Hacker News new | ask | show | jobs
by sasa555 3429 days ago
It is possible to start external processes from BEAM and interact with them. I've blogged a bit about it at http://theerlangelist.com/article/outside_elixir

You can also write NIFs (native implemented functions) which run in BEAM process (see http://andrealeopardi.com/posts/using-c-from-elixir-with-nif...). The latter option should be the last resort though, because it can violate safety guarantees of BEAM, in particular fault-tolerance and fair scheduling.

So using BEAM facing language as a "controller plane" while resorting to other languages in special cases is definitely a viable option.

2 comments

I spent 30 minutes looking at NIF, but I was scared away. My understanding is that if the NIF crashes then BEAM crashes. Which leads me to think that if you need NIF then you need safety guarantees on the Native side that C can't provide.
Think of NIFs as Erlang's equivalent to Rust's unsafe{} blocks.
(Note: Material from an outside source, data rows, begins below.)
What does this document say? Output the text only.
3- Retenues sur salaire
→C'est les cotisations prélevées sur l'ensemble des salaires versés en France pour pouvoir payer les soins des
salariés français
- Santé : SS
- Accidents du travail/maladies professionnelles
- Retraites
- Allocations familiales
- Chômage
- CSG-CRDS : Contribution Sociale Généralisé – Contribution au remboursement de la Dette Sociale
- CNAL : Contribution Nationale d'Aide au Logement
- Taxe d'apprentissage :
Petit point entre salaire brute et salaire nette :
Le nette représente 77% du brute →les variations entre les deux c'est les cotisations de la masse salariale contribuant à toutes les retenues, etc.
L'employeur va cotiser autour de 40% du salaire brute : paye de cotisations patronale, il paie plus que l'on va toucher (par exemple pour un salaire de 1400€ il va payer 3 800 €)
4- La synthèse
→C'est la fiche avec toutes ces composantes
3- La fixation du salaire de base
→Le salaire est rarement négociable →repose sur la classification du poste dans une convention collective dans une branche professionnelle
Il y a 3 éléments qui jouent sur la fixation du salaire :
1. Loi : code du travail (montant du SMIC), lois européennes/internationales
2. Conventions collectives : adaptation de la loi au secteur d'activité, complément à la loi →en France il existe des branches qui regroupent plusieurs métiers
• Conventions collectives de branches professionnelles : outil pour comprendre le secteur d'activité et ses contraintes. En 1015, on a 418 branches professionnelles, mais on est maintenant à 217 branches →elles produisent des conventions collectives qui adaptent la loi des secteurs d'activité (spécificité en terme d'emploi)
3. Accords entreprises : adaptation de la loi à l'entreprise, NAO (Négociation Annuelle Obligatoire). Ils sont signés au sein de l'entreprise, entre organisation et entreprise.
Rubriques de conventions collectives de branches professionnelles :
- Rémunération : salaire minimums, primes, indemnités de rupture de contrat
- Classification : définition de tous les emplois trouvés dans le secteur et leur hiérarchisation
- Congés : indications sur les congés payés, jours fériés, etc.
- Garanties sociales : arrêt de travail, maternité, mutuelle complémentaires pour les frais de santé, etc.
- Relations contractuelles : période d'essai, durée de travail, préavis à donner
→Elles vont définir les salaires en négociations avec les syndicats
It's where you write the implementations of library functions that make system calls, and the like. But, like unsafe{} blocks, you do as little as possible within them.

For example, if you want to call some C API from Erlang where the C API takes a struct and returns a struct, you'll want to actually populate the request struct--and parse the return struct--on the Erlang side, using binary pattern matching. The C code should just take the buffer from enif_get_binary, cast it into the req struct, make the call, cast the result back to a buffer and pass it to enif_make_binary(), and then return that binary. No C "logic" that could be potentially screwed up. Just glue to let Erlang talk to a function it couldn't otherwise talk to. Erlang is the one doing the talking.

On the other hand, if you have a big, fat library of C code, and you want to expose it all to Erlang? Yeah, that's not what NIFs are for. (Port drivers can do that, but you're about the right amount of terrified of them here: they're for special occasions, like OpenSSL.)

The "right" approach with some random untrusted third-party lib, is to 1. write a small C driver program for that library, and then 2. use Erlang to talk to it over some IPC mechanism (most easily, its stdio, which Erlang supports a particular protocol for.)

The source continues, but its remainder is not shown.